Section 130 The Indian Contract Act, 1872

Section 130 of the Indian Contract Act, 1872 states:

"Revocation of continuing guarantee."
A continuing guarantee may at any time be revoked by the surety, as to future transactions, by notice to the creditor.

🔍 Explanation:

This section deals with the revocation (cancellation) of a continuing guarantee. A continuing guarantee is a guarantee that applies to a series of transactions (not just one).

Under Section 130:

The surety (guarantor) can revoke their liability at any time, but only for future transactions.

Past transactions remain guaranteed — the surety remains liable for obligations arising from them.

Revocation must be made by giving notice to the creditor (the person to whom the guarantee was given).

✅ Key Points:

Applies only to continuing guarantees (Section 129 explains continuing guarantees).

Notice is essential — revocation is not effective unless the creditor is informed.
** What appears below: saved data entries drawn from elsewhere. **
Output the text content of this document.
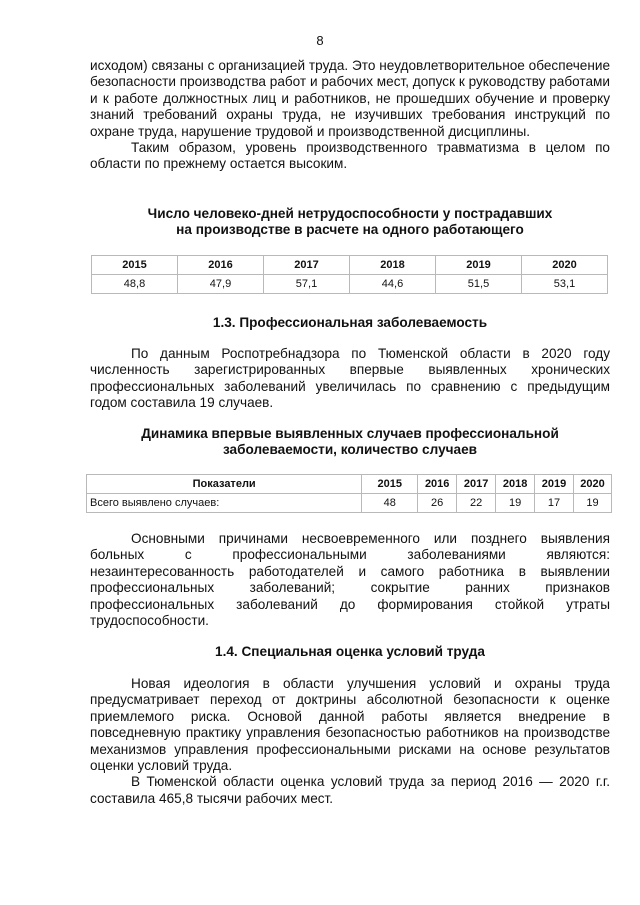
8

исходом) связаны с организацией труда. Это неудовлетворительное обеспечение безопасности производства работ и рабочих мест, допуск к руководству работами и к работе должностных лиц и работников, не прошедших обучение и проверку знаний требований охраны труда, не изучивших требования инструкций по охране труда, нарушение трудовой и производственной дисциплины.

Таким образом, уровень производственного травматизма в целом по области по прежнему остается высоким.

Число человеко-дней нетрудоспособности у пострадавших

на производстве в расчете на одного работающего

2015	2016	2017	2018	2019	2020
48,8	47,9	57,1	44,6	51,5	53,1

1.3. Профессиональная заболеваемость

По данным Роспотребнадзора по Тюменской области в 2020 году численность зарегистрированных впервые выявленных хронических профессиональных заболеваний увеличилась по сравнению с предыдущим годом составила 19 случаев.

Динамика впервые выявленных случаев профессиональной

заболеваемости, количество случаев

Показатели	2015	2016	2017	2018	2019	2020
Всего выявлено случаев:	48	26	22	19	17	19

Основными причинами несвоевременного или позднего выявления больных с профессиональными заболеваниями являются: незаинтересованность работодателей и самого работника в выявлении профессиональных заболеваний; сокрытие ранних признаков профессиональных заболеваний до формирования стойкой утраты трудоспособности.

1.4. Специальная оценка условий труда

Новая идеология в области улучшения условий и охраны труда предусматривает переход от доктрины абсолютной безопасности к оценке приемлемого риска. Основой данной работы является внедрение в повседневную практику управления безопасностью работников на производстве механизмов управления профессиональными рисками на основе результатов оценки условий труда.

В Тюменской области оценка условий труда за период 2016 — 2020 г.г. составила 465,8 тысячи рабочих мест.
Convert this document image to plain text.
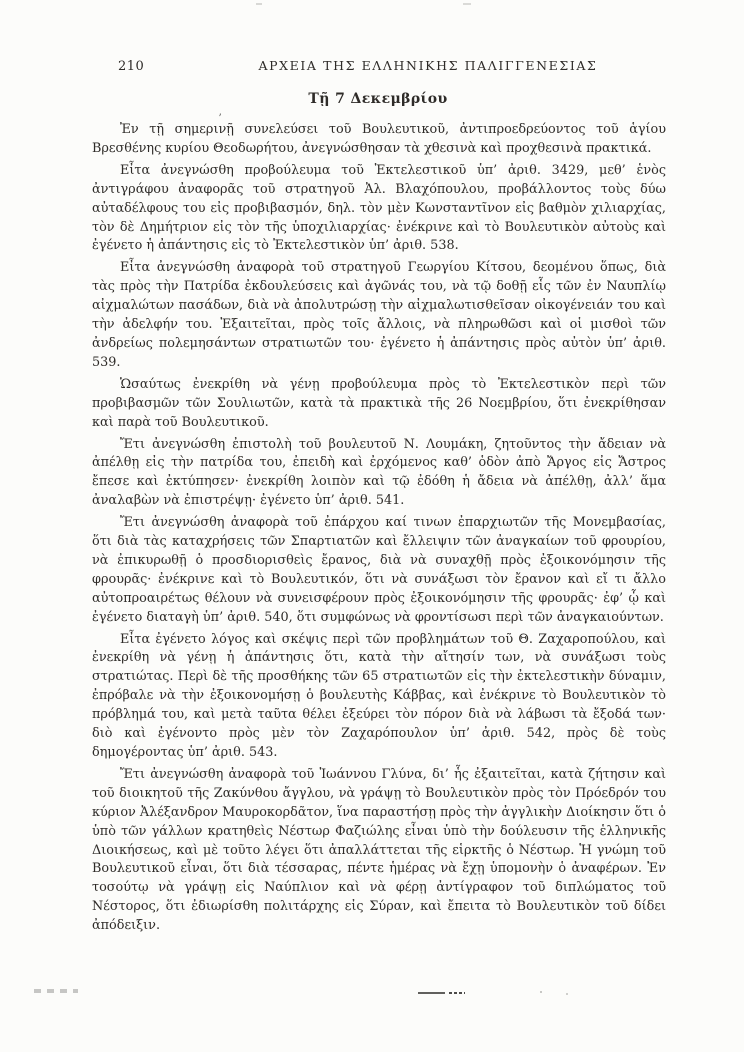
210	ΑΡΧΕΙΑ ΤΗΣ ΕΛΛΗΝΙΚΗΣ ΠΑΛΙΓΓΕΝΕΣΙΑΣ
Τῇ 7 Δεκεμβρίου
ʼ

Ἐν τῇ σημερινῇ συνελεύσει τοῦ Βουλευτικοῦ, ἀντιπροεδρεύοντος τοῦ ἁγίου Βρεσθένης κυρίου Θεοδωρήτου, ἀνεγνώσθησαν τὰ χθεσινὰ καὶ προχθεσινὰ πρακτικά.

Εἶτα ἀνεγνώσθη προβούλευμα τοῦ Ἐκτελεστικοῦ ὑπ’ ἀριθ. 3429, μεθ’ ἑνὸς ἀντιγράφου ἀναφορᾶς τοῦ στρατηγοῦ Ἀλ. Βλαχόπουλου, προβάλλοντος τοὺς δύω αὐταδέλφους του εἰς προβιβασμόν, δηλ. τὸν μὲν Κωνσταντῖνον εἰς βαθμὸν χιλιαρχίας, τὸν δὲ Δημήτριον εἰς τὸν τῆς ὑποχιλιαρχίας· ἐνέκρινε καὶ τὸ Βουλευτικὸν αὐτοὺς καὶ ἐγένετο ἡ ἀπάντησις εἰς τὸ Ἐκτελεστικὸν ὑπ’ ἀριθ. 538.

Εἶτα ἀνεγνώσθη ἀναφορὰ τοῦ στρατηγοῦ Γεωργίου Κίτσου, δεομένου ὅπως, διὰ τὰς πρὸς τὴν Πατρίδα ἐκδουλεύσεις καὶ ἀγῶνάς του, νὰ τῷ δοθῇ εἷς τῶν ἐν Ναυπλίῳ αἰχμαλώτων πασάδων, διὰ νὰ ἀπολυτρώσῃ τὴν αἰχμαλωτισθεῖσαν οἰκογένειάν του καὶ τὴν ἀδελφήν του. Ἐξαιτεῖται, πρὸς τοῖς ἄλλοις, νὰ πληρωθῶσι καὶ οἱ μισθοὶ τῶν ἀνδρείως πολεμησάντων στρατιωτῶν του· ἐγένετο ἡ ἀπάντησις πρὸς αὐτὸν ὑπ’ ἀριθ. 539.

Ὡσαύτως ἐνεκρίθη νὰ γένῃ προβούλευμα πρὸς τὸ Ἐκτελεστικὸν περὶ τῶν προβιβασμῶν τῶν Σουλιωτῶν, κατὰ τὰ πρακτικὰ τῆς 26 Νοεμβρίου, ὅτι ἐνεκρίθησαν καὶ παρὰ τοῦ Βουλευτικοῦ.

Ἔτι ἀνεγνώσθη ἐπιστολὴ τοῦ βουλευτοῦ Ν. Λουμάκη, ζητοῦντος τὴν ἄδειαν νὰ ἀπέλθῃ εἰς τὴν πατρίδα του, ἐπειδὴ καὶ ἐρχόμενος καθ’ ὁδὸν ἀπὸ Ἄργος εἰς Ἄστρος ἔπεσε καὶ ἐκτύπησεν· ἐνεκρίθη λοιπὸν καὶ τῷ ἐδόθη ἡ ἄδεια νὰ ἀπέλθῃ, ἀλλ’ ἅμα ἀναλαβὼν νὰ ἐπιστρέψῃ· ἐγένετο ὑπ’ ἀριθ. 541.

Ἔτι ἀνεγνώσθη ἀναφορὰ τοῦ ἐπάρχου καί τινων ἐπαρχιωτῶν τῆς Μονεμβασίας, ὅτι διὰ τὰς καταχρήσεις τῶν Σπαρτιατῶν καὶ ἔλλειψιν τῶν ἀναγκαίων τοῦ φρουρίου, νὰ ἐπικυρωθῇ ὁ προσδιορισθεὶς ἔρανος, διὰ νὰ συναχθῇ πρὸς ἐξοικονόμησιν τῆς φρουρᾶς· ἐνέκρινε καὶ τὸ Βουλευτικόν, ὅτι νὰ συνάξωσι τὸν ἔρανον καὶ εἴ τι ἄλλο αὐτοπροαιρέτως θέλουν νὰ συνεισφέρουν πρὸς ἐξοικονόμησιν τῆς φρουρᾶς· ἐφ’ ᾧ καὶ ἐγένετο διαταγὴ ὑπ’ ἀριθ. 540, ὅτι συμφώνως νὰ φροντίσωσι περὶ τῶν ἀναγκαιούντων.

Εἶτα ἐγένετο λόγος καὶ σκέψις περὶ τῶν προβλημάτων τοῦ Θ. Ζαχαροπούλου, καὶ ἐνεκρίθη νὰ γένῃ ἡ ἀπάντησις ὅτι, κατὰ τὴν αἴτησίν των, νὰ συνάξωσι τοὺς στρατιώτας. Περὶ δὲ τῆς προσθήκης τῶν 65 στρατιωτῶν εἰς τὴν ἐκτελεστικὴν δύναμιν, ἐπρόβαλε νὰ τὴν ἐξοικονομήσῃ ὁ βουλευτὴς Κάββας, καὶ ἐνέκρινε τὸ Βουλευτικὸν τὸ πρόβλημά του, καὶ μετὰ ταῦτα θέλει ἐξεύρει τὸν πόρον διὰ νὰ λάβωσι τὰ ἔξοδά των· διὸ καὶ ἐγένοντο πρὸς μὲν τὸν Ζαχαρόπουλον ὑπ’ ἀριθ. 542, πρὸς δὲ τοὺς δημογέροντας ὑπ’ ἀριθ. 543.

Ἔτι ἀνεγνώσθη ἀναφορὰ τοῦ Ἰωάννου Γλύνα, δι’ ἧς ἐξαιτεῖται, κατὰ ζήτησιν καὶ τοῦ διοικητοῦ τῆς Ζακύνθου ἄγγλου, νὰ γράψῃ τὸ Βουλευτικὸν πρὸς τὸν Πρόεδρόν του κύριον Ἀλέξανδρον Μαυροκορδᾶτον, ἵνα παραστήσῃ πρὸς τὴν ἀγγλικὴν Διοίκησιν ὅτι ὁ ὑπὸ τῶν γάλλων κρατηθεὶς Νέστωρ Φαζιώλης εἶναι ὑπὸ τὴν δούλευσιν τῆς ἑλληνικῆς Διοικήσεως, καὶ μὲ τοῦτο λέγει ὅτι ἀπαλλάττεται τῆς εἱρκτῆς ὁ Νέστωρ. Ἡ γνώμη τοῦ Βουλευτικοῦ εἶναι, ὅτι διὰ τέσσαρας, πέντε ἡμέρας νὰ ἔχῃ ὑπομονὴν ὁ ἀναφέρων. Ἐν τοσούτῳ νὰ γράψῃ εἰς Ναύπλιον καὶ νὰ φέρῃ ἀντίγραφον τοῦ διπλώματος τοῦ Νέστορος, ὅτι ἐδιωρίσθη πολιτάρχης εἰς Σύραν, καὶ ἔπειτα τὸ Βουλευτικὸν τοῦ δίδει ἀπόδειξιν.
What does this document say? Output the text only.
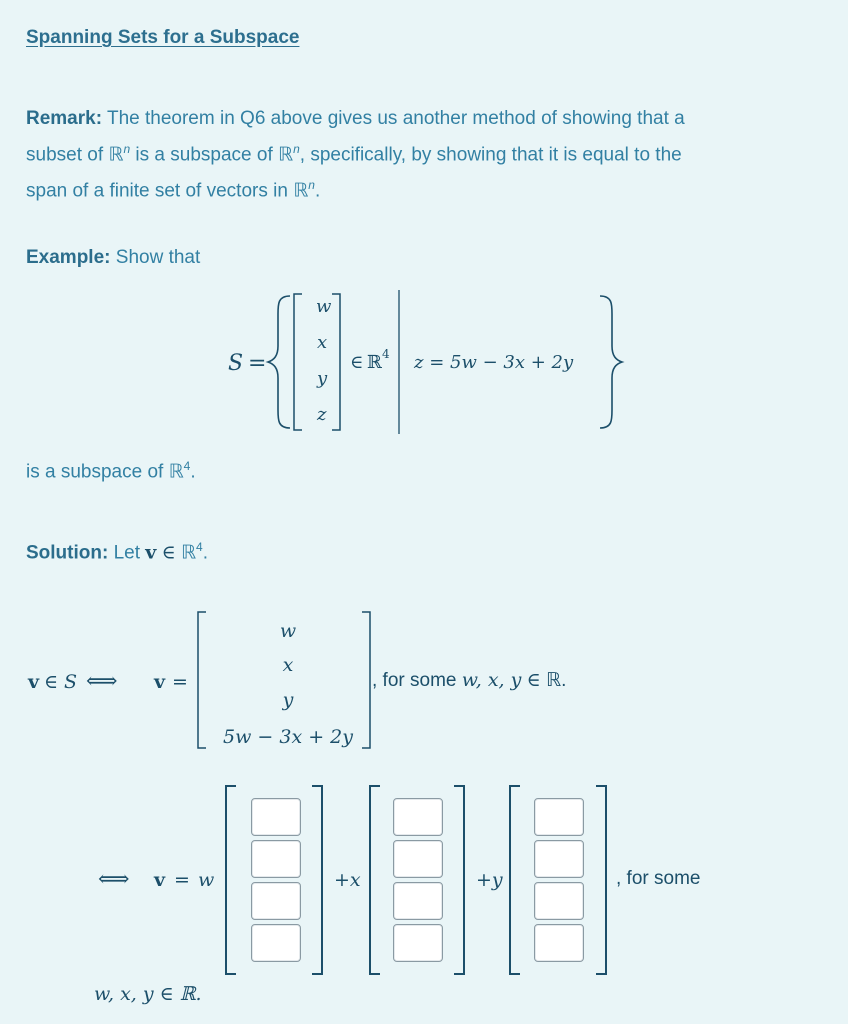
Spanning Sets for a Subspace
Remark: The theorem in Q6 above gives us another method of showing that a
subset of ℝ$^n$ is a subspace of ℝ$^n$, specifically, by showing that it is equal to the
span of a finite set of vectors in ℝ$^n$.
Example: Show that
S =
w
x
y
z
∈ ℝ 4 z = 5w − 3x + 2y
is a subspace of ℝ$^4$.
Solution: Let v ∈ ℝ$^4$.
v ∈ S ⟺ v =
w
x
y
5w − 3x + 2y
, for some w, x, y ∈ ℝ.
⟺ v = w	+x	+y	, for some
w, x, y ∈ ℝ.
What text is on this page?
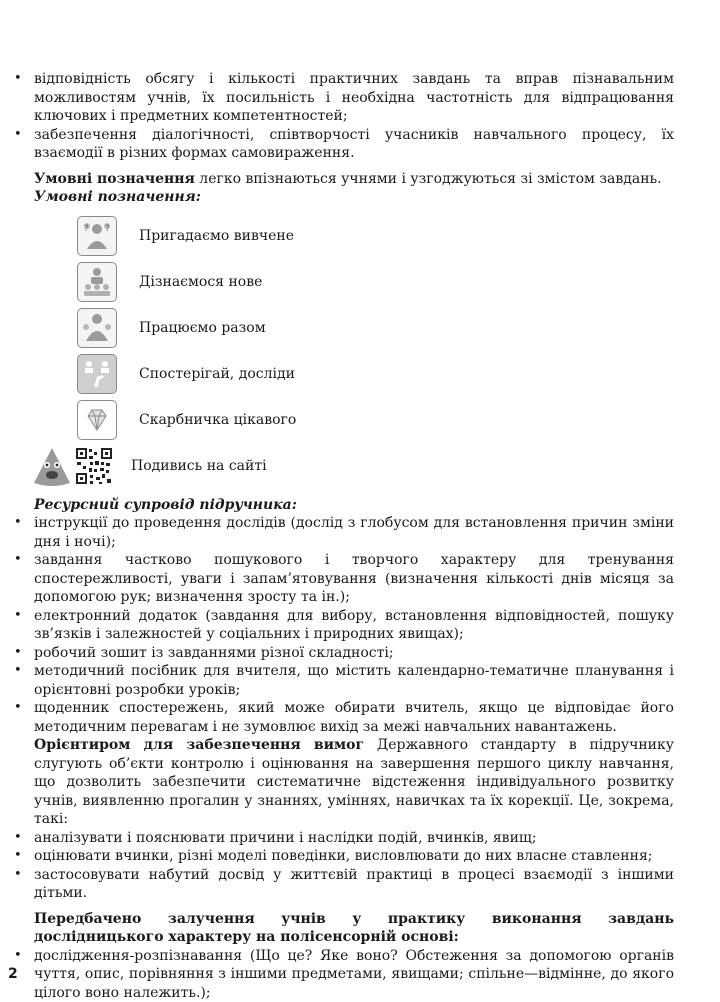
• відповідність обсягу і кількості практичних завдань та вправ пізнавальним можливостям учнів, їх посильність і необхідна частотність для відпрацювання ключових і предметних компетентностей;

• забезпечення діалогічності, співтворчості учасників навчального процесу, їх взаємодії в різних формах самовираження.

Умовні позначення легко впізнаються учнями і узгоджуються зі змістом завдань.

Умовні позначення:

?
?	Пригадаємо вивчене
Дізнаємося нове
Працюємо разом
Спостерігай, досліди
Скарбничка цікавого
Подивись на сайті

Ресурсний супровід підручника:

• інструкції до проведення дослідів (дослід з глобусом для встановлення причин зміни дня і ночі);

• завдання частково пошукового і творчого характеру для тренування спостережливості, уваги і запам’ятовування (визначення кількості днів місяця за допомогою рук; визначення зросту та ін.);

• електронний додаток (завдання для вибору, встановлення відповідностей, пошуку зв’язків і залежностей у соціальних і природних явищах);

• робочий зошит із завданнями різної складності;

• методичний посібник для вчителя, що містить календарно-тематичне планування і орієнтовні розробки уроків;

• щоденник спостережень, який може обирати вчитель, якщо це відповідає його методичним перевагам і не зумовлює вихід за межі навчальних навантажень.

Орієнтиром для забезпечення вимог Державного стандарту в підручнику слугують об’єкти контролю і оцінювання на завершення першого циклу навчання, що дозволить забезпечити систематичне відстеження індивідуального розвитку учнів, виявленню прогалин у знаннях, уміннях, навичках та їх корекції. Це, зокрема, такі:

• аналізувати і пояснювати причини і наслідки подій, вчинків, явищ;

• оцінювати вчинки, різні моделі поведінки, висловлювати до них власне ставлення;

• застосовувати набутий досвід у життєвій практиці в процесі взаємодії з іншими дітьми.

Передбачено залучення учнів у практику виконання завдань дослідницького характеру на полісенсорній основі:

• дослідження-розпізнавання (Що це? Яке воно? Обстеження за допомогою органів чуття, опис, порівняння з іншими предметами, явищами; спільне—відмінне, до якого цілого воно належить.);

2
Revocation does not absolve liability for transactions already entered into.

🧑‍⚖️ Example:

Mr. A gives a continuing guarantee to a bank for all loans taken by Mr. B up to ₹5,00,000. After B takes a loan of ₹2,00,000, A revokes the guarantee by notifying the bank.

A is still liable for the ₹2,00,000 loan already taken.

But A is not liable for any new loans taken by B after the notice of revocation.